Ахмат вдруг заговорил, как будто долго ждал этой минуты:
— А почему заграница, а? Это вы виноваты!..
И тут же, осекшись, скорбно умолк и виновато понурился.
— Вот тебе, здрасьте! — воскликнул Колька, — кругом мы виноваты, кругом должны! И так Россия, как постоялый двор, понаехало вас тут, повернуться негде, а все мы же и виноваты, — Колька примирительно засмеялся, призывая и Ахмата к миру.
Ахмат с готовностью заулыбался, но все же сказал с прощающим укором:
— Мы же на референдуме, помнишь, сказали «да», а почему вы сделали «нет»? Когда страна пополам на куски, тогда президентам — кресло, а людям — слезы, кровь!..
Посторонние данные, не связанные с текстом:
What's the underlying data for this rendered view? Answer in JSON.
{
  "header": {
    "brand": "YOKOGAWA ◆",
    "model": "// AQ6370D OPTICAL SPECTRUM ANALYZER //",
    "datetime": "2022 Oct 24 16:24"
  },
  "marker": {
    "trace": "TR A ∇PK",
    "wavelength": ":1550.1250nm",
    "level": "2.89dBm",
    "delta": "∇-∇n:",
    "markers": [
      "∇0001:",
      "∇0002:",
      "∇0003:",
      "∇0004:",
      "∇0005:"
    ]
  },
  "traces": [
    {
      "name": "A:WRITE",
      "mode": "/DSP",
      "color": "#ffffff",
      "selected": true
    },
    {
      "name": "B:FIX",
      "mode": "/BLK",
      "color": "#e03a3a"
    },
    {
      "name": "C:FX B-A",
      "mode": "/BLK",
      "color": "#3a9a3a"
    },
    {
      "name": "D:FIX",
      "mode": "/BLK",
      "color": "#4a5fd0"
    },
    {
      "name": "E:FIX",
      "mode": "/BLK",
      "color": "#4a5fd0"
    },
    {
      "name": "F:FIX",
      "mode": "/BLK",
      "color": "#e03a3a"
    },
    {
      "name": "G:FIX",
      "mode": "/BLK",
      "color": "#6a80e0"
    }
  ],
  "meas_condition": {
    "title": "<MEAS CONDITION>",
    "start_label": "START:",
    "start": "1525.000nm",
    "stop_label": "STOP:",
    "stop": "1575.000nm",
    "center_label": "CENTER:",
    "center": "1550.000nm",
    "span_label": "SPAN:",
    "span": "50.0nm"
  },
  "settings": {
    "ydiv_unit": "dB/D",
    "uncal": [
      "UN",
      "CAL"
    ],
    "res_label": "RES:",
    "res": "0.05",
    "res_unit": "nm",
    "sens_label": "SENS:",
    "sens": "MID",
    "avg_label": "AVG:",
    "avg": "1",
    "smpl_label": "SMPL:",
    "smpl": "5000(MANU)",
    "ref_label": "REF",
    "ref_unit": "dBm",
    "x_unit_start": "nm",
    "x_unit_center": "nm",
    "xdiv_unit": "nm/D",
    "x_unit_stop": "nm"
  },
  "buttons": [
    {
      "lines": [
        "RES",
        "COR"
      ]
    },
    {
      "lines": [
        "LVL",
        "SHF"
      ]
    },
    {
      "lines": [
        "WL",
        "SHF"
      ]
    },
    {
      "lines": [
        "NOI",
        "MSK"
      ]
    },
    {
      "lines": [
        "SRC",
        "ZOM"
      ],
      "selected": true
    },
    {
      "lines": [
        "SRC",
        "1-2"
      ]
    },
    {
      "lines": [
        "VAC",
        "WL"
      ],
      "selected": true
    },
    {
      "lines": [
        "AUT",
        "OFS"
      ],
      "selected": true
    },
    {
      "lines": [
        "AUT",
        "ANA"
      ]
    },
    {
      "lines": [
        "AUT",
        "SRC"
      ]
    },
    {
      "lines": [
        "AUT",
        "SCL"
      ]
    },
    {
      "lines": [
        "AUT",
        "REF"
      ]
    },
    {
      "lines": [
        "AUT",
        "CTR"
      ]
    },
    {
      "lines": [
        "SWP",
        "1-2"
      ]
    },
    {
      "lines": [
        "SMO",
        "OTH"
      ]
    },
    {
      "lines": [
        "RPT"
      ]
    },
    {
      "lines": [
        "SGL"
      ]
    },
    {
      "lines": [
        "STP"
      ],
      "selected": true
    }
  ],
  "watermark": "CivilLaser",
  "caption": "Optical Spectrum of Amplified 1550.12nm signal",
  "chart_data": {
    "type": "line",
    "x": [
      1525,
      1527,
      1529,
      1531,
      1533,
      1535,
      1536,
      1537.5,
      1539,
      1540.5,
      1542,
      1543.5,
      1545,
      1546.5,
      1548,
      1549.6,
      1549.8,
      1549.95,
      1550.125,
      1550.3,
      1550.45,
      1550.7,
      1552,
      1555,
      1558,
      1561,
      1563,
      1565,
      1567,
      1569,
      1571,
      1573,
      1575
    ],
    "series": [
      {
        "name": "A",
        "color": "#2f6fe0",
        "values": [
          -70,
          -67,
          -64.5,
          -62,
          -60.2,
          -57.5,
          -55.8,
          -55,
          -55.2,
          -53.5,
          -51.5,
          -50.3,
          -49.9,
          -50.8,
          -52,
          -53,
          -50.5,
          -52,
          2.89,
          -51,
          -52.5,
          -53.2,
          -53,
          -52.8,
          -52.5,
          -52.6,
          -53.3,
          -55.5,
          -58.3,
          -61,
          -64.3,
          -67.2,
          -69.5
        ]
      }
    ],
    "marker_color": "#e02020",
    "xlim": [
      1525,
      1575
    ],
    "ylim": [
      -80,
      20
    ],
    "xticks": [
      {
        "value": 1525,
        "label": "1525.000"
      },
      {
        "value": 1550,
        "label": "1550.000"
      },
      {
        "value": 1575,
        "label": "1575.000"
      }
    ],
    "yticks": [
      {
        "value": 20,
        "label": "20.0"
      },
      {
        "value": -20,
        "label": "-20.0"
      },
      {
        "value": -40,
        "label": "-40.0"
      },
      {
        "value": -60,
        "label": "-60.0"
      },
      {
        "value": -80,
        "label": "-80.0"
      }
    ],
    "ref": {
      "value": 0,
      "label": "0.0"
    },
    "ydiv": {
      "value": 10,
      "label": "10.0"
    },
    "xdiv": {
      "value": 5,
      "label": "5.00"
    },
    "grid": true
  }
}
Колька сделал испуганное лицо и повернулся к Сергею:
— Эмигрант дело шьет! — и продолжил игру, оправдываясь перед обличителем: — Ей-богу, Ахмат, мы с Сергеем тут ни при чем!
Все еще немного посмеялись и засобирались спать. Ахмат закончил в своем стиле:
— Эх, интересная у вас, братишки, жизнь: один воевал, другой сидел — есть что вспомнить. А я только плов варю. Скучно иногда… Завтра обязательно поеду на центральный базар, чтобы можно было сделать палав бо мевахо — с фруктами: вместе с мясом положу яблоки, айву, если будет, изюм. Вкусно… А когда канализацию будем заканчивать, обмывать-прощаться будем, сварю палави «Рохат» — «наслаждение». Это рис и мясо отдельно готовятся, потом их вместе соединяют: рис — вниз, соус с мясом — наверх. Э, пальчики проглотите!..
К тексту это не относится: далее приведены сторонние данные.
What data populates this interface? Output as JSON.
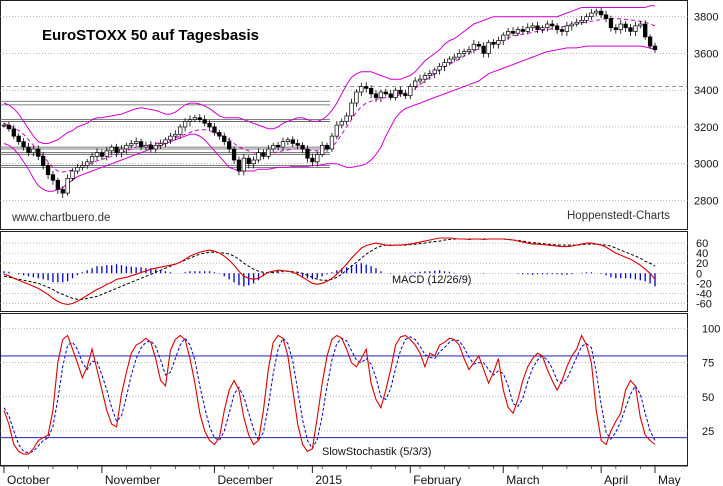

Когда уже потушили свет, Колька сказал в темноту:
— И все-таки, Сергей, схожу-ка я туда, на Кавказ, посмотрю, как-чего. Все-таки между нами с тобой есть разница: ты туда с оружием ходил, а я — с миром намереваюсь. Не воевать — просто жить и честно работать. У кого на меня зуб может быть, у кого рука поднимется?..
Сергей не ответил.
Тогда Колька посчитал нужным задать свой вопрос:
— Ну, а ты, Серега, куда дальше?
— В танковое училище, — быстро ответил Сергей, как будто ждал такого вопроса. — Стану офицером… Подзаработаю вот только.
— Не надоело… — Колька подыскивал слово, — воевать?
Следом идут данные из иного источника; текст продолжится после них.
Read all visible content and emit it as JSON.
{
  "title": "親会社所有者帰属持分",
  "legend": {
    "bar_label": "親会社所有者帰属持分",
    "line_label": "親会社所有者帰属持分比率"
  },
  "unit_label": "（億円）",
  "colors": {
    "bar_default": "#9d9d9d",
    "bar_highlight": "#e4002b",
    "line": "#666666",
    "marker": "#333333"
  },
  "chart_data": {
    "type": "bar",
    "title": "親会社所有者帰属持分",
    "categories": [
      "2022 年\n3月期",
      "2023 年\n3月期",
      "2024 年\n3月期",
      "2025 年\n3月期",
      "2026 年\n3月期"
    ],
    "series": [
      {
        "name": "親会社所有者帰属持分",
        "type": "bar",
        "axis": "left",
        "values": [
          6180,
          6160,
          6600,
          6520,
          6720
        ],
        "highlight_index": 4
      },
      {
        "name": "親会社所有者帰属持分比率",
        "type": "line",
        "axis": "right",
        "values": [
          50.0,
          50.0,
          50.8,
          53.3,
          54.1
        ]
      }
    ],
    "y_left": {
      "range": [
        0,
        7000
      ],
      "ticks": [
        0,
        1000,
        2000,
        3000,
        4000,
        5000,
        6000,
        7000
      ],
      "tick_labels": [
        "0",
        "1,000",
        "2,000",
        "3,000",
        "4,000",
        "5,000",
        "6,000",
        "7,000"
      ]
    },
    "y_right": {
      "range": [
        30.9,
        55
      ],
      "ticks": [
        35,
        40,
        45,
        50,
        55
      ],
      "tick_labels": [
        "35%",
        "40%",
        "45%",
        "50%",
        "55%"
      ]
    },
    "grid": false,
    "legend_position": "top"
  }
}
— А кто страну защитит? — Сергей крутнулся на своем ложе, яростно заскрипели пружины. — Армия, мужики, что бы ни говорили, последний оплот. Есть армия — есть страна. Нет армии — нет страны! И надо будет еще идти, защищать, — пойду!..
Колька хотел пошутить: мол, не современный ты парень, Серега, не модный! Но не стал. Однако все же ирония пришла — с другой стороны, хотя вряд ли Ахмат замысливал фразу как шутку:
— А насчет умирать? Как? А?
И ночлежка содрогнулась от общего облегчающего хохота.